Predicting Heart Failure Hospitalizations
Reported April 30, 2008
(Ivanhoe Newswire) — What causes people with heart failure to have to go to the hospital? And more importantly, can anything be done to keep them at home instead?
Those were the questions researchers asked in a new study conducted among a large database of more than 48,000 heart failure patients. A subset of nearly 5,800 were followed for up to 90 days after discharge to collect additional data.
The investigators found several factors increased the likelihood someone with the condition would end up in the hospital, including pneumonia or other respiratory problems, obstructed blood flow to the heart, irregular heartbeat, and uncontrolled high blood pressure. Patients were also more likely to be hospitalized if they werent taking their medications properly or were not following the recommended diet for heart failure patients. Worsening kidney function upped the hospitalization risk as well.

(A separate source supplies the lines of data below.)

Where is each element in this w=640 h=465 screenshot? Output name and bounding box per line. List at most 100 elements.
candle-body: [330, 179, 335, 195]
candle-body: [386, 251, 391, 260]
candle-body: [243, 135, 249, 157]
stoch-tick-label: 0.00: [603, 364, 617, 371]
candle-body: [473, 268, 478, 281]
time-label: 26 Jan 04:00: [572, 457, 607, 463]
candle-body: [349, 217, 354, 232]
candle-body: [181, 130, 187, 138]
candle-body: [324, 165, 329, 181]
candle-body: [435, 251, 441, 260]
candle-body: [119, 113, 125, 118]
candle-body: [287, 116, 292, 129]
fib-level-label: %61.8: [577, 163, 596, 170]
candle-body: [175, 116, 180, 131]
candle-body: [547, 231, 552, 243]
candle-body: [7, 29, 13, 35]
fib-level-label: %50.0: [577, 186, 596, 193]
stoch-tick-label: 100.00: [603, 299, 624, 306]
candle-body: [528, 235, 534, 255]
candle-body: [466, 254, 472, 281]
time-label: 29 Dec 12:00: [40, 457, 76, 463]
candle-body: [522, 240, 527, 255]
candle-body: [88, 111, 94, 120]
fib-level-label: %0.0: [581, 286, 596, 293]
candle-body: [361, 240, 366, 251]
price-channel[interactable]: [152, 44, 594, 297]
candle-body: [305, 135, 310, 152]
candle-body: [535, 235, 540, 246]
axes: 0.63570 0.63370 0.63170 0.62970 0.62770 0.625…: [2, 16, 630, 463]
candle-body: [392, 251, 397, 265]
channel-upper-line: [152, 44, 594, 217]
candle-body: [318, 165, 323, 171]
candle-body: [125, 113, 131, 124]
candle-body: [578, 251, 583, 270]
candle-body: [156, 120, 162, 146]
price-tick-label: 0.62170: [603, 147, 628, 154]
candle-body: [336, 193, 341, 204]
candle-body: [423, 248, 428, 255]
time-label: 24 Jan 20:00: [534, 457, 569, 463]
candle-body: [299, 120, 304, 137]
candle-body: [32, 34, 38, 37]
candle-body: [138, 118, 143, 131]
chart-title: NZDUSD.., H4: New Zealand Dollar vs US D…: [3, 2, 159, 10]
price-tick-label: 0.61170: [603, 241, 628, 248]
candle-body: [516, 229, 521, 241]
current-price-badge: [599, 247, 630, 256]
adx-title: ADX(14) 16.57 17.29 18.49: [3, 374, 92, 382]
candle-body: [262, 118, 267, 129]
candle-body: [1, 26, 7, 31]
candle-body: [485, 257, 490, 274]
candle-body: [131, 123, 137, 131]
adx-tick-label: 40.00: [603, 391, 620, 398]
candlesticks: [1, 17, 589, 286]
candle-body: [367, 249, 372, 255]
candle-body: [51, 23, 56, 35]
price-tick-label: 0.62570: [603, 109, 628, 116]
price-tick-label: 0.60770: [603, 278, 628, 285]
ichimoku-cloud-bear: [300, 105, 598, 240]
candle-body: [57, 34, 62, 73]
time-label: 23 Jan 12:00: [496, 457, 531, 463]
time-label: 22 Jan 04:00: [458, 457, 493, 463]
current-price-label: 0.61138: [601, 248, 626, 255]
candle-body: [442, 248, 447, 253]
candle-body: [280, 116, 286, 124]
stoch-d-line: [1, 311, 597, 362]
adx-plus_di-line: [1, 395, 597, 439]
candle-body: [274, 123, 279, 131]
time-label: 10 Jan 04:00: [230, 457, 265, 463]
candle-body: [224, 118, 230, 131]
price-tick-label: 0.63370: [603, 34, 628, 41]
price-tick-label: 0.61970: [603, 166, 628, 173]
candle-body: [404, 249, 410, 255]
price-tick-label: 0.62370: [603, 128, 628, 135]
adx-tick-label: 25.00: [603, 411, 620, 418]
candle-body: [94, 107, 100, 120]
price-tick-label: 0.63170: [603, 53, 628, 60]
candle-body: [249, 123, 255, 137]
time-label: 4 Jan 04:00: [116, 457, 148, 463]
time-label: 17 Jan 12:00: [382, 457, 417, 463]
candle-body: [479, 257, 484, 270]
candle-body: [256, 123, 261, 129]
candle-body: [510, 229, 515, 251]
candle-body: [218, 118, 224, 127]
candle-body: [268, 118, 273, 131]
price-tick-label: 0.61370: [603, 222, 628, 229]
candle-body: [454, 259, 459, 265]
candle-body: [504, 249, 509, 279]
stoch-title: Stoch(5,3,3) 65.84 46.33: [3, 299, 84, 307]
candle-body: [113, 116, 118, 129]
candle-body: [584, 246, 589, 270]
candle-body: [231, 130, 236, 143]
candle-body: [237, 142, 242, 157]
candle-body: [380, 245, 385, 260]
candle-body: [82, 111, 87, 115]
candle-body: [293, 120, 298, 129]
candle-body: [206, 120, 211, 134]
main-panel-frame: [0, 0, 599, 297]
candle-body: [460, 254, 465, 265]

Over 60 percent of hospitalized heart failure patients had at least one of these precipitating factors at hospital admission, study author Gregg C. Fonarow, M.D., associate chief of the UCLA Division of Cardiology, was quoted as saying.
Those with pneumonia, obstructed blood flow to the heart, and worsening kidney function were more likely to die while in the hospital and also had longer hospital stays. People who werent following the recommended diet or who had uncontrolled blood pressure fared better, probably because those conditions are more easily treated, the authors reason.
The authors conclude more can be done to keep heart failure patients out of the hospital, such as working with them on diet and medications and ensuring they receive annual flu vaccines and the pneumonia vaccine to minimize respiratory ailments.